Mas há uma questão importante: “O ministro da Saúde não trabalha sozinho”. E muitas decisões “têm sido condicionadas pelo Ministério das Finanças, como aconteceu com a ministra Marta Temido”, acrescentou. Por agora, e a poucas horas de Manuel Pizarro assumir formalmente a pasta da Saúde, espera-se que seja um ministro com “capacidade política para defender um projeto de reforma, uma reforma do SNS, que o capacite, que o torne mais capaz de responder às necessidades da população”.
Mas, se Manuel Pizarro deixou a marca de profissional dedicado junto dos seus colegas do Hospital de São João, a classe dos enfermeiros não guarda tão boas memórias. Sem grande expectativas, recordam, sobretudo, o período em que Pizarro ocupou o cargo de secretário de Estado Adjunto da Saúde.

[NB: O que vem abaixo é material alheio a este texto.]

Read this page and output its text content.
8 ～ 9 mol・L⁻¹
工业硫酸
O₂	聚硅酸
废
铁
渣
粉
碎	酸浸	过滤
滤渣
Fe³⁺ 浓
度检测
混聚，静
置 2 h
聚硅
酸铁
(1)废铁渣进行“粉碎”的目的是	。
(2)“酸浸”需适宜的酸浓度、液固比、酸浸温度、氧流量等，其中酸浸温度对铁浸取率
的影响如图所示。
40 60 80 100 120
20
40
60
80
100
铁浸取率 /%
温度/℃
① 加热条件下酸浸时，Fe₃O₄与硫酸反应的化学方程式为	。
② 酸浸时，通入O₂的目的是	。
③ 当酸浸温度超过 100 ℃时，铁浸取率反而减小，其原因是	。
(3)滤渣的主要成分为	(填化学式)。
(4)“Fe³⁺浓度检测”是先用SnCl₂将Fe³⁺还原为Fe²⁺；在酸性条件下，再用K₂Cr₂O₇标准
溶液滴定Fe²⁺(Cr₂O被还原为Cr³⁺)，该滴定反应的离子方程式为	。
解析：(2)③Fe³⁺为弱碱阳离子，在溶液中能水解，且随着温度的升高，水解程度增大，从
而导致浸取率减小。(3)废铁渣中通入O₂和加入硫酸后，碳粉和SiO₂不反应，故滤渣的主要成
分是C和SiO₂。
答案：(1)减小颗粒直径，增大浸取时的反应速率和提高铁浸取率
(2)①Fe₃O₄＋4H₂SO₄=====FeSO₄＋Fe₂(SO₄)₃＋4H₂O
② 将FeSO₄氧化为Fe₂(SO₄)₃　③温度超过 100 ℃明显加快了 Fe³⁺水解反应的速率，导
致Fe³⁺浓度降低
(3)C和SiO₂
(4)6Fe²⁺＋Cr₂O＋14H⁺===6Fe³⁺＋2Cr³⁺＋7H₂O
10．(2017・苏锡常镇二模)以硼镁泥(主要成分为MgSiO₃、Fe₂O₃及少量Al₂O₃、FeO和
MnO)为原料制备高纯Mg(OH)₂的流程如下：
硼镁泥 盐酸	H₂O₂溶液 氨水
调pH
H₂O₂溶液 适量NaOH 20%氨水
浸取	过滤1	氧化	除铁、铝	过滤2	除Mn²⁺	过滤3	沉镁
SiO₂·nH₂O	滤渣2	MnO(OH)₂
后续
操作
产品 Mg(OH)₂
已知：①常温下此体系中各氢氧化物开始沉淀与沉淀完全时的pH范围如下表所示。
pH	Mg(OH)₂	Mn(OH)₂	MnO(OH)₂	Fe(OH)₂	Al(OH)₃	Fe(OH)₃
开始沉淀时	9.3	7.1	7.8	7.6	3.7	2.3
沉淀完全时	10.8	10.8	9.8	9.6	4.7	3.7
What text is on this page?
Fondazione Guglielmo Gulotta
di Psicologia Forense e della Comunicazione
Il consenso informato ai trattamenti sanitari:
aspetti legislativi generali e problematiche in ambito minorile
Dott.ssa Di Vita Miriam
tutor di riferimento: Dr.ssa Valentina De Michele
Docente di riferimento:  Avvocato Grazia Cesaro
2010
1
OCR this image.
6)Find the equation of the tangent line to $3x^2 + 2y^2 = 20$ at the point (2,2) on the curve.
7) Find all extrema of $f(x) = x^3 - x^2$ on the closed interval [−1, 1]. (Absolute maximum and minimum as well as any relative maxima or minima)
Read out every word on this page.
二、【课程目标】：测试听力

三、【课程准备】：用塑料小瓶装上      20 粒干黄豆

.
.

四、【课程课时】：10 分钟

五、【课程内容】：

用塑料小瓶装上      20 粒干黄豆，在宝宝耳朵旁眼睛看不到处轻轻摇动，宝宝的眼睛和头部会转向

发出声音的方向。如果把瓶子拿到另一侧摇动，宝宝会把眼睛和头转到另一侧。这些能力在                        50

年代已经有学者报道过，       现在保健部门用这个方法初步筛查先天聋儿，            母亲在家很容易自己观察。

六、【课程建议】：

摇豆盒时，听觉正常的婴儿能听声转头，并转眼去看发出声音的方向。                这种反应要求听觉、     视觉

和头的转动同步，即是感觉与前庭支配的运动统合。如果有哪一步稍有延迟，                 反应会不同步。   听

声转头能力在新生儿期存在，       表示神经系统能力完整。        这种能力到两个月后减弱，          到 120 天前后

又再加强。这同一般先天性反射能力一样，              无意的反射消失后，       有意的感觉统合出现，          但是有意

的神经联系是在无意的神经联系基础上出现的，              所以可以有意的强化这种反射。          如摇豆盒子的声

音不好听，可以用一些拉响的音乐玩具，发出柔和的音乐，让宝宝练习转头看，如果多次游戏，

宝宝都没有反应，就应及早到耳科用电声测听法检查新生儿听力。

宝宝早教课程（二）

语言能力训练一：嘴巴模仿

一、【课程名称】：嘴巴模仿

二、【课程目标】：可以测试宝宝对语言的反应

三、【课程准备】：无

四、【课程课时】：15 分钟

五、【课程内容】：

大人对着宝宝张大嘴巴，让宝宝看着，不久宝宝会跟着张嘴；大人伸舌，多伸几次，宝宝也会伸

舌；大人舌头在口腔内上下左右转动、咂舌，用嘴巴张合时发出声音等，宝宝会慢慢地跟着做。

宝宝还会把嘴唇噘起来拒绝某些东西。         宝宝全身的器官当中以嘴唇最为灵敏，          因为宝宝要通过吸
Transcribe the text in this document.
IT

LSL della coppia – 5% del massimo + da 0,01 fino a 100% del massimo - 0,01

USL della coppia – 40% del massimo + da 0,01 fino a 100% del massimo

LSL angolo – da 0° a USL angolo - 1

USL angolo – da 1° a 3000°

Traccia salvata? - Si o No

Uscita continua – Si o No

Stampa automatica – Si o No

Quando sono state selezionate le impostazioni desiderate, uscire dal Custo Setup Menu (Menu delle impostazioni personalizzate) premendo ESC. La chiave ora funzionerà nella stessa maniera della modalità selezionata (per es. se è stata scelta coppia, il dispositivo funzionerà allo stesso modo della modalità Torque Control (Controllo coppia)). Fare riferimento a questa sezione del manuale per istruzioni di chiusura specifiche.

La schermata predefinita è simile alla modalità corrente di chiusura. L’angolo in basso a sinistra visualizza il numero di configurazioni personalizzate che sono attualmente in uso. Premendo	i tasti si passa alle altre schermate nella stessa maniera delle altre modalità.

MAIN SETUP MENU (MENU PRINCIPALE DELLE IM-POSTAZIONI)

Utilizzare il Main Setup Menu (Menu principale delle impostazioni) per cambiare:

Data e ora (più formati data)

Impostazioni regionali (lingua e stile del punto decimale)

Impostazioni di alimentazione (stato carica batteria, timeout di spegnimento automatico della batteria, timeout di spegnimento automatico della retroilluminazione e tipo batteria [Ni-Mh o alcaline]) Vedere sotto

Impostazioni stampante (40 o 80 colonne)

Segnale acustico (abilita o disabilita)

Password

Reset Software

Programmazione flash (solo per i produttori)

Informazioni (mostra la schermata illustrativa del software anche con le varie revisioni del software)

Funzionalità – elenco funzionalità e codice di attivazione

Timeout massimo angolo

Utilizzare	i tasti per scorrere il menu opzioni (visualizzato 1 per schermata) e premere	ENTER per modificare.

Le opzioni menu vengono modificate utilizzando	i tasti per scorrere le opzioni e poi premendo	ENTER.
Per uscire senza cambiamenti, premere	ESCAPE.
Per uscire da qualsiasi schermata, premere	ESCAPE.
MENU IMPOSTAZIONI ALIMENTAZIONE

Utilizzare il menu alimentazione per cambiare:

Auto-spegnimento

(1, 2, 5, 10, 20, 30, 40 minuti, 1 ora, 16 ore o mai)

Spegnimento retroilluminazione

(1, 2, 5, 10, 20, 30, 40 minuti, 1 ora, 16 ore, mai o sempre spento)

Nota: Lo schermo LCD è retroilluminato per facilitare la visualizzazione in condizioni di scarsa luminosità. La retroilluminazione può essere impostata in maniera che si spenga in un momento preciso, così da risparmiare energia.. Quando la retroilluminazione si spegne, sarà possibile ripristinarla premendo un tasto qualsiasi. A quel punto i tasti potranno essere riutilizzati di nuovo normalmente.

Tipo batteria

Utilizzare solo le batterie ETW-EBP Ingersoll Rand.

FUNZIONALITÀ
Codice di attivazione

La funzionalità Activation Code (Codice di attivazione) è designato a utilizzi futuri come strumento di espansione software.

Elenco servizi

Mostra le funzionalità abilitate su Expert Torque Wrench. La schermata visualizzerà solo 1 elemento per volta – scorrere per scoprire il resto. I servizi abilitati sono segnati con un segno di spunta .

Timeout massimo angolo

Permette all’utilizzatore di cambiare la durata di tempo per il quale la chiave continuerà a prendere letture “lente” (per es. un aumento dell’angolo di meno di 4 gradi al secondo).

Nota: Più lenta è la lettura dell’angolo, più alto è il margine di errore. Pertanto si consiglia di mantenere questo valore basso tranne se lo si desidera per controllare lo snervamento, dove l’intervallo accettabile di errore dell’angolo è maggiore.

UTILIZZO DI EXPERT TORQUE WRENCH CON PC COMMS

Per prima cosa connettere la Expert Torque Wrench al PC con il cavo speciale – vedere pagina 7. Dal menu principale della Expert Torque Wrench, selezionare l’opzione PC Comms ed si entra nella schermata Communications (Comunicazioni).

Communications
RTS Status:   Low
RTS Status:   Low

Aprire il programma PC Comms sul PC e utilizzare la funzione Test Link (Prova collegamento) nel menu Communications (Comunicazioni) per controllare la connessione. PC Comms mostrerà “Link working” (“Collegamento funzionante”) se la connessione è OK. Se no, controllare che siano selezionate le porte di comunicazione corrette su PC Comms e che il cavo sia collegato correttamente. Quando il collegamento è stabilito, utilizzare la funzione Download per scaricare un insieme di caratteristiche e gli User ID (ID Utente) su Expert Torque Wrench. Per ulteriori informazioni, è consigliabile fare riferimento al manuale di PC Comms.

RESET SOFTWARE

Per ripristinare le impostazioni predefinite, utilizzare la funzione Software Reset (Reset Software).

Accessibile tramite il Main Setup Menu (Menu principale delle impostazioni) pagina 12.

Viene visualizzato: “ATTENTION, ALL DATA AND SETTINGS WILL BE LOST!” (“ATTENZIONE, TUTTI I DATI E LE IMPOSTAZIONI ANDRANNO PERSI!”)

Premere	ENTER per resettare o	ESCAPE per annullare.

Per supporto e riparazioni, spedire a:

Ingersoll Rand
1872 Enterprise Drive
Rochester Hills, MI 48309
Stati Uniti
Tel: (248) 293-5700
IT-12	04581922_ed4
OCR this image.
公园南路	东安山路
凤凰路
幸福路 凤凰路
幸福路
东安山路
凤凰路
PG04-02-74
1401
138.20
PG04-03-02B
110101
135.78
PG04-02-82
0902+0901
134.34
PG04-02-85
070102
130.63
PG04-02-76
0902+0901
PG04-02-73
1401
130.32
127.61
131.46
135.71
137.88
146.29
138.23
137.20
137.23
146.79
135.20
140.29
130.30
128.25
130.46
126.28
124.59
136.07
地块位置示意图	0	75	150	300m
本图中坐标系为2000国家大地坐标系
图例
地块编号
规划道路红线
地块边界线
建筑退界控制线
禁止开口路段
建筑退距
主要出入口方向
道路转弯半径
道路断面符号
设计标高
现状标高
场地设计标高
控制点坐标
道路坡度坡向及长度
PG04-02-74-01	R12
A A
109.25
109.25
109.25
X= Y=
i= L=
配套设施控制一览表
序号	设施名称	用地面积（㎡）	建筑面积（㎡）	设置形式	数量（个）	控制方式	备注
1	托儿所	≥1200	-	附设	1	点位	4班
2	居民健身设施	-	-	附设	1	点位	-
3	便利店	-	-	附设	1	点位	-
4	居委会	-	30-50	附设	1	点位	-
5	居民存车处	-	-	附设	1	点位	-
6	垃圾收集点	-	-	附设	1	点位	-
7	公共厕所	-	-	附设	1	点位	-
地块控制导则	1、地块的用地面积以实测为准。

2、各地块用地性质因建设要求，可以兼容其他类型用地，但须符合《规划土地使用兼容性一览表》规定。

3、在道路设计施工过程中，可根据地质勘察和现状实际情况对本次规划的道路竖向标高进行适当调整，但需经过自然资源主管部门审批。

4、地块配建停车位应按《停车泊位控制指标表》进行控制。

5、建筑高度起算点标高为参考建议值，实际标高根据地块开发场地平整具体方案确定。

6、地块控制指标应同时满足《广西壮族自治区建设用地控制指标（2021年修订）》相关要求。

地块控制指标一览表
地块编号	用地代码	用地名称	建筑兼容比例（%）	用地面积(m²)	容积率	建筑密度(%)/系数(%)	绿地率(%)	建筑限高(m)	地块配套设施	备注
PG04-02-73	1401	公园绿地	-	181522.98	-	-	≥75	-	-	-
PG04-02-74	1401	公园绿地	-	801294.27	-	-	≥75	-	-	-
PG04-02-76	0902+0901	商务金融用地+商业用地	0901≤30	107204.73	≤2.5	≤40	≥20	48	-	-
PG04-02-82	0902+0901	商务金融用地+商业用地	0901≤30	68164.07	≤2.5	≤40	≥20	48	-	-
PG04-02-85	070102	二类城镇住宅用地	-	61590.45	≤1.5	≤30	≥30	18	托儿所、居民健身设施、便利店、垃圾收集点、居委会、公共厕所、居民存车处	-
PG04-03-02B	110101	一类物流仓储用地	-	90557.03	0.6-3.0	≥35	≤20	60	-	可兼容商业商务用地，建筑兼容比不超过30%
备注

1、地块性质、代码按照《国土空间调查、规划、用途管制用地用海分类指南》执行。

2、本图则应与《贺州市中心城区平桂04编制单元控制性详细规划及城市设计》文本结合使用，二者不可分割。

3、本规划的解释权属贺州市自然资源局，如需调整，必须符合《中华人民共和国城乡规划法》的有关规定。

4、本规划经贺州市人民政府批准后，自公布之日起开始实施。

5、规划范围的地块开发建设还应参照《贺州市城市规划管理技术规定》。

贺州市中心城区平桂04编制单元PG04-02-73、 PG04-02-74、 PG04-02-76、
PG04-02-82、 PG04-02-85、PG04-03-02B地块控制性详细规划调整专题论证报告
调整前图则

Esta pode ser, aliás, “a oportunidade para fazer uma coisa muito importante, já que quando era secretário de Estado foi precisamente ele que conduziu as negociações para terminar com a carreira dos enfermeiros e trocar a carreira dos enfermeiros por outra que nunca chegou sequer a entrar em vigor”, criticou Ana Rita Cavaco, bastonária da Ordem dos Enfermeiros, também ao Observador. “Nós estamos há dois mandatos na Ordem e este é o terceiro ministro que é nomeado. Temos sempre muitas expectativas positivas e depois foi o que foi e que toda a gente conhece”, acrescentou. Para já, os enfermeiros esperam que o processo negocial entre os sindicatos e a tutela possa continuar.